Innovative Contribution of AfriADR: Automatic diacritic restoration is an important task specific to African languages, where few-shot prompting offers substantial improvements.
Compelling Qualitative Analysis: Demonstrates a massive disparity between 0-shot and 5-shot on Ghomálá' diacritic restoration (ChrF score jumped from 21.4 to 81.6) and shows how few-shot prompting helps models reason correctly in the target language for math.
Practical Value: Establishes a continually updated leaderboard, with newly added models such as GPT-4.1, Gemini 2.0 Flash, and LLaMa 4.

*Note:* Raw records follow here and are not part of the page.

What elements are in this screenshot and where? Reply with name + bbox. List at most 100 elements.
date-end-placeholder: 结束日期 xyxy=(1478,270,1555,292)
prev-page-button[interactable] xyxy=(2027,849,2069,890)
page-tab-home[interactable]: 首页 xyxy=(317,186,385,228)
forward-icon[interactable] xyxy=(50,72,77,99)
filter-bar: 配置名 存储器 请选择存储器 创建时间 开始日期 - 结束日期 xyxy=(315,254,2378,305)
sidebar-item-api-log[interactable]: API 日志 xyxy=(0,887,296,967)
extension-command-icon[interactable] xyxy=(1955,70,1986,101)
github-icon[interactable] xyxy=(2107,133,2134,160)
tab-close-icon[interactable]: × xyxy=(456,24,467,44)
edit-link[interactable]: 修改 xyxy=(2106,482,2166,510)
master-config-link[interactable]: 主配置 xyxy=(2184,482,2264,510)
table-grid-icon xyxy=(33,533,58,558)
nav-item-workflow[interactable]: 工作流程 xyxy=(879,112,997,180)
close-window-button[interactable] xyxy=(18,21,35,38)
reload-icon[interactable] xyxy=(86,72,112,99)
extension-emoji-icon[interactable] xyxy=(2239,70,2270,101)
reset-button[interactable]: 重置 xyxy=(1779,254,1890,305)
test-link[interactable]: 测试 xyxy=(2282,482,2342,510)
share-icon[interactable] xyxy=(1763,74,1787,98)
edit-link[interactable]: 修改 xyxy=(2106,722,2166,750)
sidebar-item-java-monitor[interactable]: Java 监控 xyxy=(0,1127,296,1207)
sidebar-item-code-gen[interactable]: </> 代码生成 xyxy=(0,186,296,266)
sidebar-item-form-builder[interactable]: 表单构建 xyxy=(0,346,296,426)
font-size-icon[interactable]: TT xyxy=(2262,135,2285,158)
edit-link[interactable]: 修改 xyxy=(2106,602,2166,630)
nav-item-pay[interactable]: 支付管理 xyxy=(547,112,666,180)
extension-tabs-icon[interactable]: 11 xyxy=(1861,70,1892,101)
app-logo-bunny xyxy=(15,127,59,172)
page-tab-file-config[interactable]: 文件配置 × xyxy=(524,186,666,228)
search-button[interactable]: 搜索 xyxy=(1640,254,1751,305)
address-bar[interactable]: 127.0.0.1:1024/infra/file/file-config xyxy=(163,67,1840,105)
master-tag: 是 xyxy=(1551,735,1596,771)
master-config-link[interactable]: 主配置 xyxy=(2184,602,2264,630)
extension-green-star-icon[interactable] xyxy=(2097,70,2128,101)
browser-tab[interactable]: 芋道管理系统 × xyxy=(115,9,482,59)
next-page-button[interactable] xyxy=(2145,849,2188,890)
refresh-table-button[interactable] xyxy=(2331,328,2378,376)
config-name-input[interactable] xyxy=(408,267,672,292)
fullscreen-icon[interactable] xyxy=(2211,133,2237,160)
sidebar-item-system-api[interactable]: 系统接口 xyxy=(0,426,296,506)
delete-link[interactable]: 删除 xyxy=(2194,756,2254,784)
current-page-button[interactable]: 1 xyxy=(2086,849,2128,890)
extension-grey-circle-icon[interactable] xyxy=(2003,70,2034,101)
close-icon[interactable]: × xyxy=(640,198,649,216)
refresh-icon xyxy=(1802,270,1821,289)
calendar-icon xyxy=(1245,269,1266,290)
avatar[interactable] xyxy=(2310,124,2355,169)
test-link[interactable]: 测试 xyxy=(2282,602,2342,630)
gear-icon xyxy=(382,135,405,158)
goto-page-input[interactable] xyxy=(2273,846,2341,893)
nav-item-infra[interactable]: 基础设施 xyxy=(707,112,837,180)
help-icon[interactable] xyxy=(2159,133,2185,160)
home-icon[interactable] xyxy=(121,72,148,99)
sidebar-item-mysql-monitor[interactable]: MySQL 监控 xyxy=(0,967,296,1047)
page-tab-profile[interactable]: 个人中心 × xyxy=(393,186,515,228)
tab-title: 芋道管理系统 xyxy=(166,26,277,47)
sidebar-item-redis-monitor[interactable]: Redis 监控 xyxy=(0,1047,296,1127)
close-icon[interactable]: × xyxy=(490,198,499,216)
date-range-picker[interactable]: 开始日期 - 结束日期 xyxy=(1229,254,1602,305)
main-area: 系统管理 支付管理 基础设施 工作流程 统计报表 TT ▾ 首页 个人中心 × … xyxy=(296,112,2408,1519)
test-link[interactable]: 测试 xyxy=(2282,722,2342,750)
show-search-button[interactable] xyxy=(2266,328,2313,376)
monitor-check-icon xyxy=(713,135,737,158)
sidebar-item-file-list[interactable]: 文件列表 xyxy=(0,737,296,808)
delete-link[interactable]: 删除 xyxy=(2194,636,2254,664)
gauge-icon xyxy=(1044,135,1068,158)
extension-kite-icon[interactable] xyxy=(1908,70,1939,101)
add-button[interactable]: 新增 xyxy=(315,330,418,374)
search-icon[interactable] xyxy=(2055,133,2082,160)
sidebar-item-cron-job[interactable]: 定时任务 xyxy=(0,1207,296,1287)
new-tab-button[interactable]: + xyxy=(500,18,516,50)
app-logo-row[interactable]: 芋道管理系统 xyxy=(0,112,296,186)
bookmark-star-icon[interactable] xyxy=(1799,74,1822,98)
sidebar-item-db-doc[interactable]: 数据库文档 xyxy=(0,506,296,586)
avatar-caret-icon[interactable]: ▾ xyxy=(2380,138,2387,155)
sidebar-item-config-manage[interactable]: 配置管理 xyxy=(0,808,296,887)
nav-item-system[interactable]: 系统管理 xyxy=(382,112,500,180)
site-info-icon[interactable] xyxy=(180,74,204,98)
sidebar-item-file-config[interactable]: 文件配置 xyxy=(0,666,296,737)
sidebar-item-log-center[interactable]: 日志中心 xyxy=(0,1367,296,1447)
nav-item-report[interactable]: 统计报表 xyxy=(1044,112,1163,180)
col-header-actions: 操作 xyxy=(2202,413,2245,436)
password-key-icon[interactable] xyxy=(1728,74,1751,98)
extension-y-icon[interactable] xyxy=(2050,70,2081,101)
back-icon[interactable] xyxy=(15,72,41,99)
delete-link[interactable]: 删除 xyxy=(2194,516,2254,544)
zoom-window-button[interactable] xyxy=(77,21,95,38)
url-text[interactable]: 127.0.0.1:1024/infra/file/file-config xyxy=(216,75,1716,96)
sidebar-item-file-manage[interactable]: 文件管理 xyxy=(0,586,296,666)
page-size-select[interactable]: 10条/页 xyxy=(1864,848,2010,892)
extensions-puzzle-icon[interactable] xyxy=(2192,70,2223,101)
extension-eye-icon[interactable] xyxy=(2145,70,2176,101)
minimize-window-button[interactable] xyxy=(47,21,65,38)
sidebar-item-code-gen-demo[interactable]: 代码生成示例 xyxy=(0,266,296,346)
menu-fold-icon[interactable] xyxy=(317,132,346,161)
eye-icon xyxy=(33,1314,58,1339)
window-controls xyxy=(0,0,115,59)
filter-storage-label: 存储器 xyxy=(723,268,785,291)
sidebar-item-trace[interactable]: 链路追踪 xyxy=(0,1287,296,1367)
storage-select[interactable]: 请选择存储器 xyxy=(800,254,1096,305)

Limitations & Future Work¶

Insufficient transparency in training data, making it impossible to evaluate data contamination.
High evaluation costs (~$2500 each for GPT-4o and Gemini 1.5) limit model coverage.
60% of the languages appear in fewer than 5 datasets; the long-tail distribution restricts reliable evaluation for certain languages.
Translation evaluation is limited by metrics like chrF, lacking high-quality COMET/AfriCOMET evaluations.

IrokoBench: A concurrent work in ACL 2025 focusing on 16 African languages and 3 tasks; Ours offers broader coverage.
Belebele: Covers 28 African languages but only supports QA tasks.
Insight: The primary bottleneck for LLM capabilities in African languages lies in the scale of monolingual data rather than model architecture; investing in language resource construction is more critical than optimizing model designs.

Rating¶

Novelty: ⭐⭐⭐ Mainly a resource and evaluation contribution with limited methodological innovation (except AfriADR).
Experimental Thoroughness: ⭐⭐⭐⭐⭐ 64 languages, 12 models, 15 tasks, with detailed multidimensional analyses.
Writing Quality: ⭐⭐⭐⭐ Clear structure and comprehensive analysis, though the abundance of tables increases the reading cognitive load.
Value: ⭐⭐⭐⭐⭐ Fills a major gap in LLM evaluation for African languages; the continually updated leaderboard offers long-term value.